Equally carrying the film is Mr. Strong who makes a very convincing super villain, having cut his chops as “Kick-Ass” baddie Frank D’Amico back in 2010. His version of Doctor Sivana is not a weird-looking, bespectacled, short bald man in white lab coat as seen in the 1940s comics but a powerful human imbued with the power of the gods.

Also, modern comic book fans will appreciate the origins of the movie’s story that takes multiple elements from the 2011, New 52 sequential art reboot of the character’s mythology that was crafted by writer Geoff Johns and artists Andy Kubert and Gary Frank.

4K in action: Despite a generous upscale to the UHD format (from undetermined master source material) and high dynamic range magic, the movie is not much more visually arresting as its high definition counterpart.

Still the uptick in crispness combined with the expanded array of luminosity really shows off some of the best-looking lightning seen in home theaters.

Shazam’s jolting powers runs the gamut from Tesla coil tentacles to massive strikes over Philadelphia to tiny bursts of electricity shot at cellphones. In contrast, Doctor Sivana’s black-tinged bolts are equally intense on screen, especially as he battles the hero in midflight.

Also worthy of note is subtle lighting variations needed to highlight Shazam’s glowing chest log as it reflects off of his textured costume and face.

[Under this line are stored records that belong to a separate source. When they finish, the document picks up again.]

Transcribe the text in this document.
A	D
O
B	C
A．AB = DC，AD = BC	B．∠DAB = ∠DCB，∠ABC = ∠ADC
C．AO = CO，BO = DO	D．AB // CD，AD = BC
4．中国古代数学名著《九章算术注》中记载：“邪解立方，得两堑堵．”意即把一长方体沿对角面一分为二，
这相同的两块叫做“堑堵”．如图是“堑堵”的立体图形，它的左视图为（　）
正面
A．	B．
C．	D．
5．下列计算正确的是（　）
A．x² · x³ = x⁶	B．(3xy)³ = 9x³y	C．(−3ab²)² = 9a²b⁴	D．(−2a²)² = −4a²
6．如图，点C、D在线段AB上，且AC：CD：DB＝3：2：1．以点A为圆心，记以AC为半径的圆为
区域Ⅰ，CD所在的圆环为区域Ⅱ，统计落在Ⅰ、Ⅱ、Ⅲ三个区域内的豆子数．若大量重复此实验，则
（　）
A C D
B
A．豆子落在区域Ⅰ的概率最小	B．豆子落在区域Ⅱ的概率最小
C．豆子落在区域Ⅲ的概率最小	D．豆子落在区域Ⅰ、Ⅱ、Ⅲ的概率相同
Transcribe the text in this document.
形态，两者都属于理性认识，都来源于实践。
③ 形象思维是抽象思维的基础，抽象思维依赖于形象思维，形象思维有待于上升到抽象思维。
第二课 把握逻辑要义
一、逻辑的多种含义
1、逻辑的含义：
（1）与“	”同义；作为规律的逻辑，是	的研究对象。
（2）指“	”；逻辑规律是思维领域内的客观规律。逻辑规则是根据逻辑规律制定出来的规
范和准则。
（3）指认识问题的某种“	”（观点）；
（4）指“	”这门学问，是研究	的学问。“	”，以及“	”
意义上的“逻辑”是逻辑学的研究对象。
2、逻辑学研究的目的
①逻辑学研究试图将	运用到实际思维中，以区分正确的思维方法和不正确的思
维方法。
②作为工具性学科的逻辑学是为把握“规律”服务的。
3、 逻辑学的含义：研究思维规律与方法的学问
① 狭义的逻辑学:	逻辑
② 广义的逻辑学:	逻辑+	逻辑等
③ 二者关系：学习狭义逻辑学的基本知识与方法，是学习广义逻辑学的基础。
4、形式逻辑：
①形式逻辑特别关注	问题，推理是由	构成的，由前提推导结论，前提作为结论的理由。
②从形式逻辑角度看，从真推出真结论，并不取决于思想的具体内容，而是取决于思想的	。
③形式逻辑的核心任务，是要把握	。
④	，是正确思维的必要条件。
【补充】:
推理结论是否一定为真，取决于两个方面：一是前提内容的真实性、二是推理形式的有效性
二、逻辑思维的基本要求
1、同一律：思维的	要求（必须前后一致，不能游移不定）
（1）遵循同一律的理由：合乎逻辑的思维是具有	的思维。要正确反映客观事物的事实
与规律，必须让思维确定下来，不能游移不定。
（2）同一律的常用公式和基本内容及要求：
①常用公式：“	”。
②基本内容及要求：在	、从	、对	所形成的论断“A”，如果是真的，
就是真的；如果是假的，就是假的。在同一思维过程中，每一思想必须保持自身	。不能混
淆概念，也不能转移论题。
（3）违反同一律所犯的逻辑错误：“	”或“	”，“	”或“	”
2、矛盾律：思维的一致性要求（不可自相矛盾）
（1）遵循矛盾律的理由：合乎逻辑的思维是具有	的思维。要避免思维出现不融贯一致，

For extra detail, viewers will admire the creatures that represent the seven deadly sins — they look plucked from Guillermo Del Toro’s “Hellboy” films. Their lifelike grotesque close-ups while battling the heroes at a carnival are as impressive as their ethereal form and their fiery recreation at the Rock of Eternity.

Best extras: All contained on the included Blu-ray version of the movie, viewers will first find a rarity these days in any home theater released comic book film, a 4-minute motion comic.

The slightly animated effort features photorealistic artwork from DC Comics artist Jason Badower and explores Shazam taking his heroic foster siblings on an unauthorized field trip to a museum under attack by heavily armed bad guys.

The short features the voices Mr. Levi and Andi Osho (a social worker in the movie) and a boring story by screenwriter Henry Gayden,

Next, a 27-minute overview of the production that was a 2-year odyssey for Mr. Sandberg focuses on special effects; stunt wire work; storyboarding; shooting in Philadelphia and Toronto; improvising on the set; costuming (using comic book source material); and computer-animating the seven deadly creatures.

It includes interviews the director, Mr. Gayden, Mr. Levi, cinematographer Maxim Alexandre, stunt coordinator Kyle Gardiner and costume designer Leah Butler — and even shows Mr. Levi auditing for the main role using Skype.

Viewers also get a whopping 37 minutes of deleted or alternate scenes with an optional introduction to each by the director.

Specifically, six alternates include a different beginning (Sivana is a spoiled brat in a very rich family and takes an elevator to the Rock of Eternity) and less amusing ending, and 10 deleted scenes including a wizard prologue.

The best of the remaining featurettes offers a way-too-short 6-minute dive into the origins of Shazam, aka Captain Marvel in comics, touching on the 1940s to present time and 6 minutes with the actors who portrayed the Marvel family of heroes and their younger alter egos in a light and fluffy segment.